Retail sales figures up to modest growth; growth prospects.

by gleiseo3 on 2012-02-11 10:45:13

By Lucia Mutikani, Washington | Wednesday, April 13, 2011, 7:08 AM CEST Washington (Reuters) - U.S. retail sales reported their smallest gain in nine months in March as auto sales plunged and consumers felt the sting of higher gas prices. In another sign that economic growth slowed in the first quarter, the government on Wednesday separately reported a sharp decline in business inventory accumulation in February. Economists, who have consistently been lowering growth forecasts as first-quarter data has come in, are quickly cutting them again. Nonetheless, they expect the recovery to gain momentum later this year.

"The recovery and spending in the first quarter has been a bit of a disappointment, partly because of energy prices, and we're going to limp through this (second) quarter," said Ryan Sweet, a senior economist at Moody's Analytics in West Chester, Pennsylvania.

Retail sales rose 0.4 percent in March, the Commerce Department said on Wednesday. Excluding gasoline, retail sales were up a meager 0.1 percent.

Economists now see first-quarter GDP growth as low as 1.4 percent annualized. At the start of the year, many economists expected a pace of around 3.5 percent. The economy grew at a 3.1 percent rate in the final three months of 2010.

Business inventories, an important component of GDP, imply slower production with less restocking taking place.

Gasoline price increases for the bulk of retail sales in March were a major factor holding back growth. Bad weather early in the year and a still weak labor market also weighed on the economy.

"The forces restraining real GDP growth in the first quarter will prove transitory," said Dean Maki, chief U.S. economist at Barclays Capital in New York. "Other key indicators of activity are all moving in a manner consistent with strong, not weak, economic growth."

Companies are beginning to feel the pinch of high energy prices, a Federal Reserve Beige Book report showed on Wednesday.

In a summary of economic conditions, the U.S. central bank said the economy continued to improve last month but higher raw material costs were reported to be putting upward pressure on prices.

Expensive gasoline is boosting receipts at gas stations, which account for about one-tenth of total retail sales. Sales at gas stations rose 2.6 percent last month after increasing 2.4 percent in February.
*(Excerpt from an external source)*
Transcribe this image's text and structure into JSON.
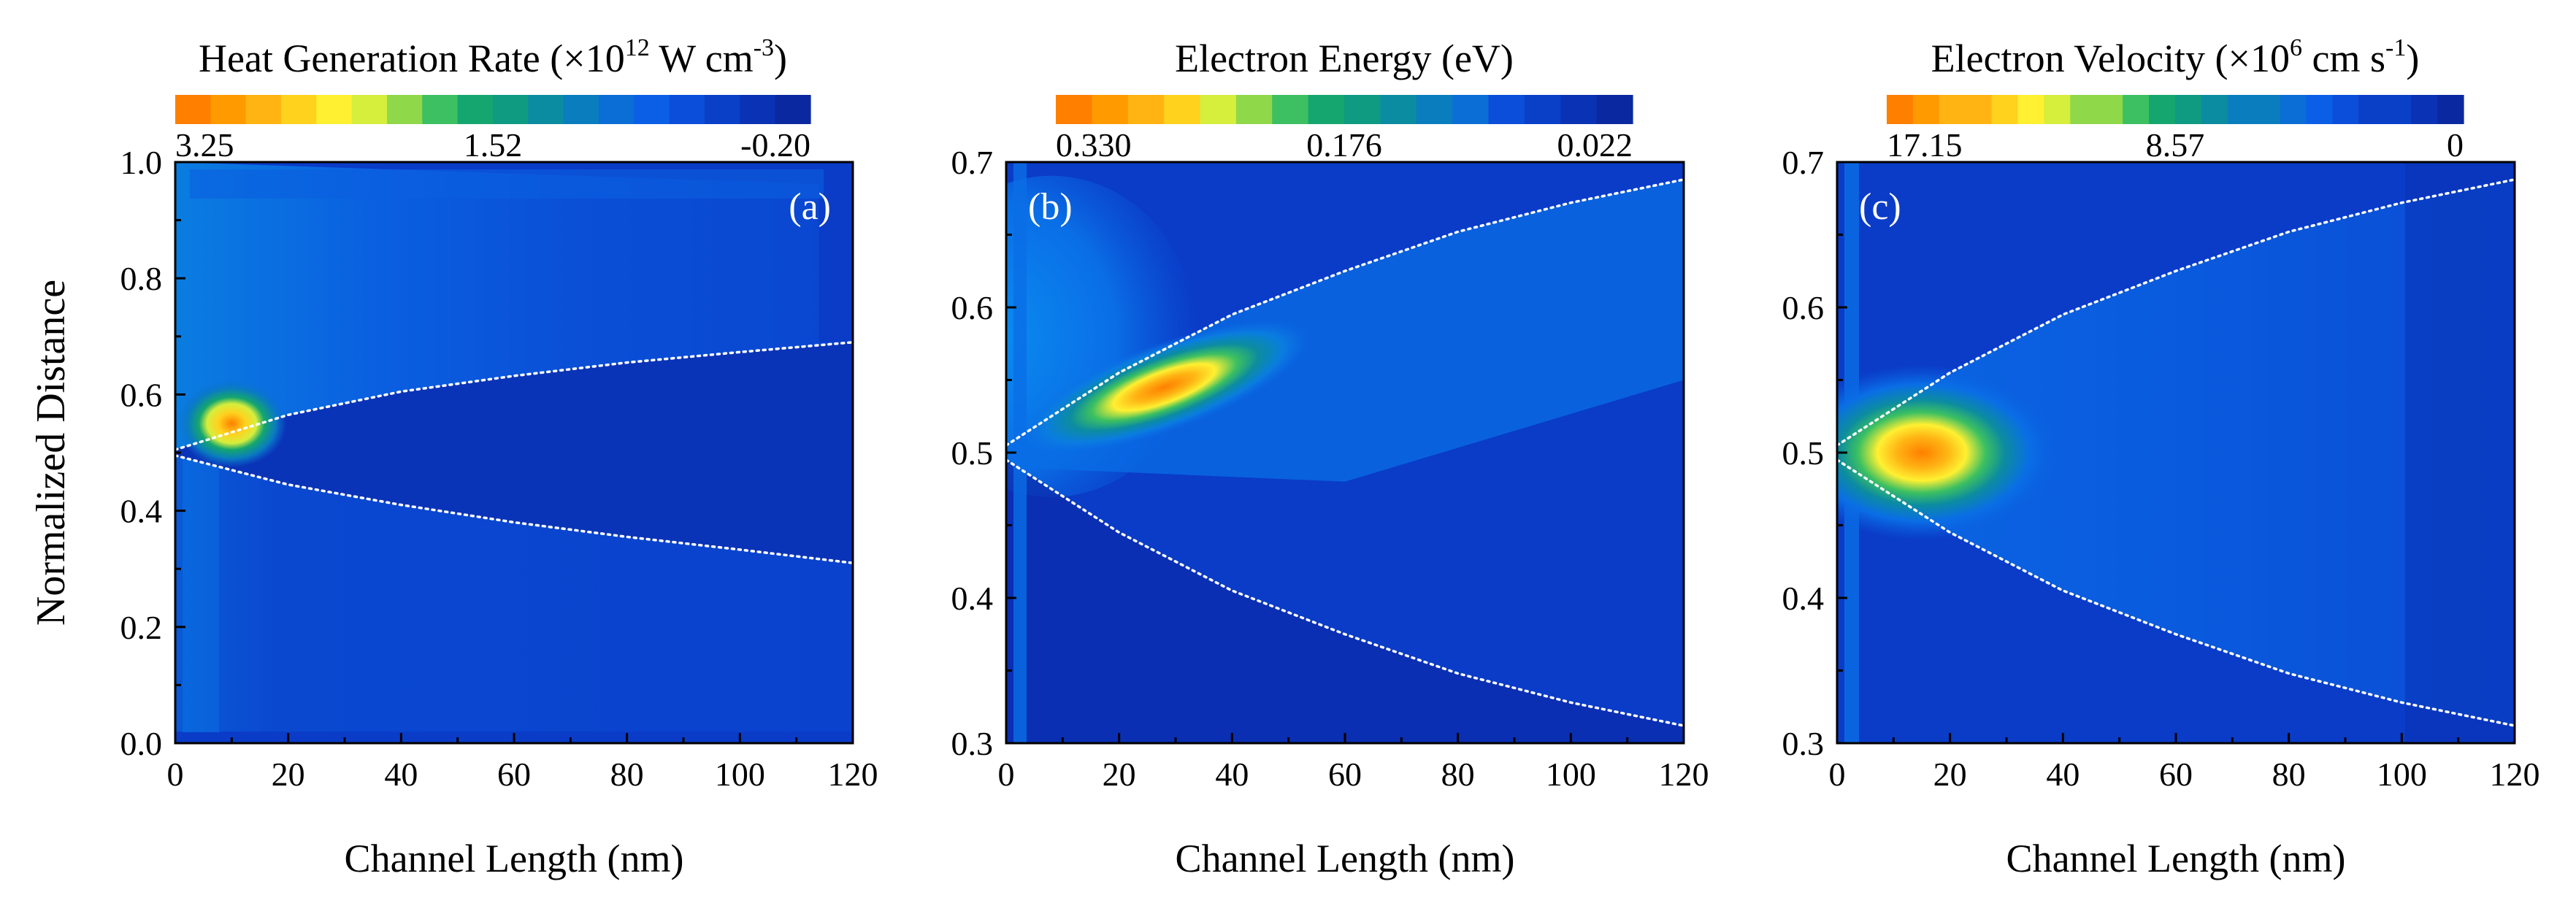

Gasoline averaged $3.62 per gallon last month, up 35 cents from February. The U.S. Energy Information Administration warned on Tuesday that prices could rise to about $4 per gallon nationwide this summer.

Upward revisions to January and February sales data took some of the sting out of the report, leaving consumer spending growth tracking at about a 2 percent rate in the first quarter, according to economists.

Consumer spending, which makes up 70 percent of U.S. economic activity, grew at a robust 4 percent pace in the final three months of last year.

In a separate report, the Commerce Department said business inventories rose 0.5 percent in February after advancing 1.0 percent in January. Businesses sharply scaled back on restocking in the fourth quarter of 2010, which sliced 3.4 percentage points off GDP growth during that period.

Economists had expected faster restocking to help lift growth at the start of this year, but the February data tempered their expectations. The reports had little impact on financial markets. On Wall Street, the Dow industrials .DJI and the Standard & Poor's 500 index .SPX were each down 0.1 percent after gaining on strong profit growth at JPMorgan Chase & Co (JPM.N), which dramatically cut the amount of money it set aside for bad loans.

However, the Nasdaq .IXIC was down 0.6 percent, buoyed by advances in tech shares.

A 1.7 percent drop in auto sales weighed on March retail figures. Excluding autos, sales rose 0.8 percent.

Elsewhere, clothing store revenues increased 0.6 percent last month while sporting goods, hobby, book, and music store sales edged up 0.1 percent.

Despite being squeezed by high gas prices, consumers splurged on furniture — recording the largest gain since July 2004 — and on electronics and appliances. Sales of building materials and garden equipment were also solid.

"It seems to us that people are maintaining their spending in the face of higher gas prices with their savings," said Ian Shepherdson, chief U.S. economist at High Frequency Economics in Valhalla, New York.

So-called core retail sales — which exclude autos, gasoline, and building materials — rose 0.4 percent after a 1.1 percent increase in February. Core sales correspond most closely to the consumer spending component of the government's GDP report.